Keywords

George Bush

Academic, Culture, Politics

Not the President, or his father, but the brother of their ancestor, Timothy Bush. I just visited the New York Public Library’s exhibit: Jewes in America: Conquistadors, Knickerbockers, Pilgrims, and the Hope of Israel. One of the more recent” items in the exhibit is a text entitled The Valley of Vision, or, The Dry Bones of Israel Revived, published in 1844. The author is George Bush. Here is what the exhibition guide has to say about him:

When New York University was founded in 1830 as a nonsectarian, democratic alternative to elitist, Episcopalian Columbia, it hired much the ablest Hebraist in America, Isaac Nodheimer, a former student in Slovakia of Rabbi Moses Schreiber — as its inaugural professor of Arabic. It is a paradox that the city’s first secular institution of higher learning should have considered it impossible to permit a Jew to teach the Holy Tongue, when Christians as early as St. Jerome had been willing to travel the world to drink, as they saw it, from the living source. But somewhat paradoxical, too, was their choice, as professor of Hebrew, of George Bush. Competent Christian Hebraist as he was, he was known at the time only as the author of the first American book on Islam — a biography of Muhammad, whom he insisted on referring to throughout as the Impostor.” his tenure was punctuated by a succession of well-received publications, the first of which was his Treatiese on the Millenium (1832), in which he described the millennium or New Jerusalem” as one of the most baseless of all the extravaganzas of prophetic hallucination.” Not that he rejected the idea of the restoration of the Jews to the land of Israel. On the contrary, he believed, and in his Valley of Vision offered an attempted proof,” that nothing in the biblical promises required fulfillment under apocalyptic circumstances but might equally well be accomplished in the normal course of worldevents. Providence might even achieve its object by appealing to the worldly and selfish principles of the Jewish midn. It is by no means improbably the affairs of the nations or the progress of civilization may take such a turn as to offer the Jews the same carnal inducements to remove to Syria as now promote them to emigrate to this country.” At just the same time as he was making this case for a rational approach, Bush’s own mind took a sharp turn in the other direction. Bush had made his name as a critic of what he considered disreputable movements — Islam, millenarianism — but now he emerged as the leading American advocate of a couple of controversial movements of more recent vintage: the occult religion of Emanuel Swedenborg and the alternative medicine of Anton Mesmer. He left NYU and spent the remainder of his life ministering to the Swedenborgian Church of the New Jerusalem in Brooklyn. George Bush’s more famous namesakes are the direct descendants of his brother, Timothy.

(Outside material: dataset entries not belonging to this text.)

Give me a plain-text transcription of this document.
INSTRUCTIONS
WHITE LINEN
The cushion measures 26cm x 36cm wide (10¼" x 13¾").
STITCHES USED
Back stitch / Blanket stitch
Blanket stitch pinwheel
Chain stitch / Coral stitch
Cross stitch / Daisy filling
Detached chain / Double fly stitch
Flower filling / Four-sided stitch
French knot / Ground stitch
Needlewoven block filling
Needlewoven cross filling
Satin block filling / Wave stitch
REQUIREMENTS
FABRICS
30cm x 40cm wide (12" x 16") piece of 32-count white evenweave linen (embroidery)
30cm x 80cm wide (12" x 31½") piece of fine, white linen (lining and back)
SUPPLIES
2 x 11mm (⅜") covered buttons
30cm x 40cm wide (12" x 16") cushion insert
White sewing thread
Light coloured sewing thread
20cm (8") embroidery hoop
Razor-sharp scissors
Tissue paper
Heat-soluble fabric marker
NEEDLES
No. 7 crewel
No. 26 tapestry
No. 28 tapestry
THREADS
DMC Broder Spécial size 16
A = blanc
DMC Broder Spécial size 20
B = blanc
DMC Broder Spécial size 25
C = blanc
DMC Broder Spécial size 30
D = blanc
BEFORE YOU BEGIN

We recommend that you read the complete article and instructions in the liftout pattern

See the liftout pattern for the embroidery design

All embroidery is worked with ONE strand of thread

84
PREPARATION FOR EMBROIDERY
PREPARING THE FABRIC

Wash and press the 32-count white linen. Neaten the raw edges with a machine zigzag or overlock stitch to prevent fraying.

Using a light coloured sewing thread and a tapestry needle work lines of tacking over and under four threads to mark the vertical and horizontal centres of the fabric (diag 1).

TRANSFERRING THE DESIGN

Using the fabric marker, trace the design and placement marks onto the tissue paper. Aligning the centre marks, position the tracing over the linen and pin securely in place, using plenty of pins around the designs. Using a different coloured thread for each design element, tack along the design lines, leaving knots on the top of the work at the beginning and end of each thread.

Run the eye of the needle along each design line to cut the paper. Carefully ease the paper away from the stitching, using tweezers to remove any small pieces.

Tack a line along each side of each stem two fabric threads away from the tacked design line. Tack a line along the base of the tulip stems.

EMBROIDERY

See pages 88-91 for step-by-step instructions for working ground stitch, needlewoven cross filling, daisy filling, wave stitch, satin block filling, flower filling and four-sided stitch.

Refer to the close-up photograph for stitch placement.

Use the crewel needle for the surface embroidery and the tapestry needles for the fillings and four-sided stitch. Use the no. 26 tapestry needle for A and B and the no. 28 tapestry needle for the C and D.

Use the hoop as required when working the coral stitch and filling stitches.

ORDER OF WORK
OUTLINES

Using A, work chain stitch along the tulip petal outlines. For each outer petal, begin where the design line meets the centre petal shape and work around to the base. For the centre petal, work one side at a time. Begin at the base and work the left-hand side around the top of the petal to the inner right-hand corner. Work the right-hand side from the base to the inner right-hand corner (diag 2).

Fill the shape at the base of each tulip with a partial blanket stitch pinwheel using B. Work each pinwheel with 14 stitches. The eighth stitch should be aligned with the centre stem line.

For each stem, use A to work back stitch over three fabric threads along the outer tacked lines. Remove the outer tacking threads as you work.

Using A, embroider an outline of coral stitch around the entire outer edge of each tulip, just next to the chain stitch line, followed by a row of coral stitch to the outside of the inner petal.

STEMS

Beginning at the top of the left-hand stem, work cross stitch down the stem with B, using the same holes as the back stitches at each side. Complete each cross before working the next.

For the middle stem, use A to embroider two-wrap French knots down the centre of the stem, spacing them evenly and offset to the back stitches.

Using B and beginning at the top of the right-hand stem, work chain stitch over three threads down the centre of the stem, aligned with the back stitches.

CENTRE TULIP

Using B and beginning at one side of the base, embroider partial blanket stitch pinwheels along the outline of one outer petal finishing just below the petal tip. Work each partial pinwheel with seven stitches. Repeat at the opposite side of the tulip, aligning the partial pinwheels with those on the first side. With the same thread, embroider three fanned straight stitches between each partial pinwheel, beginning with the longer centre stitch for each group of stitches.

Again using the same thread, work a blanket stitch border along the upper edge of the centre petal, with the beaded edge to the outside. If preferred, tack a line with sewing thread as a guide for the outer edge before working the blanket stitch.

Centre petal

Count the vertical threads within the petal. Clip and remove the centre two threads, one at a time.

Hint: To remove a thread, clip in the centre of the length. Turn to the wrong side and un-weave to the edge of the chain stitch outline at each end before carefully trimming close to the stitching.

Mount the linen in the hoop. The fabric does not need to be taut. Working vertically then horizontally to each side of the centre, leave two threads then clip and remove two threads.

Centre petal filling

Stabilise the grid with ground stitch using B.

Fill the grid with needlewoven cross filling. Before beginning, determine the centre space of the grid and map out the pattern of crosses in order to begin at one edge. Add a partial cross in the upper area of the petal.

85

There seem to be a collection of Bush’s papers at the University of Michigan Library.

UPDATE: There was no wikipedia entry on this George Bush, so I added a quick one. It was a mess, just intended to see if someone would clean it up and properly format it. Sure enough, they did — they even moved it to a better location. You can see it here. There isn’t much information there yet, just the external links I originally added, but its a start. I’m very impressed with how quickly this was done by the wikipedia gnomes.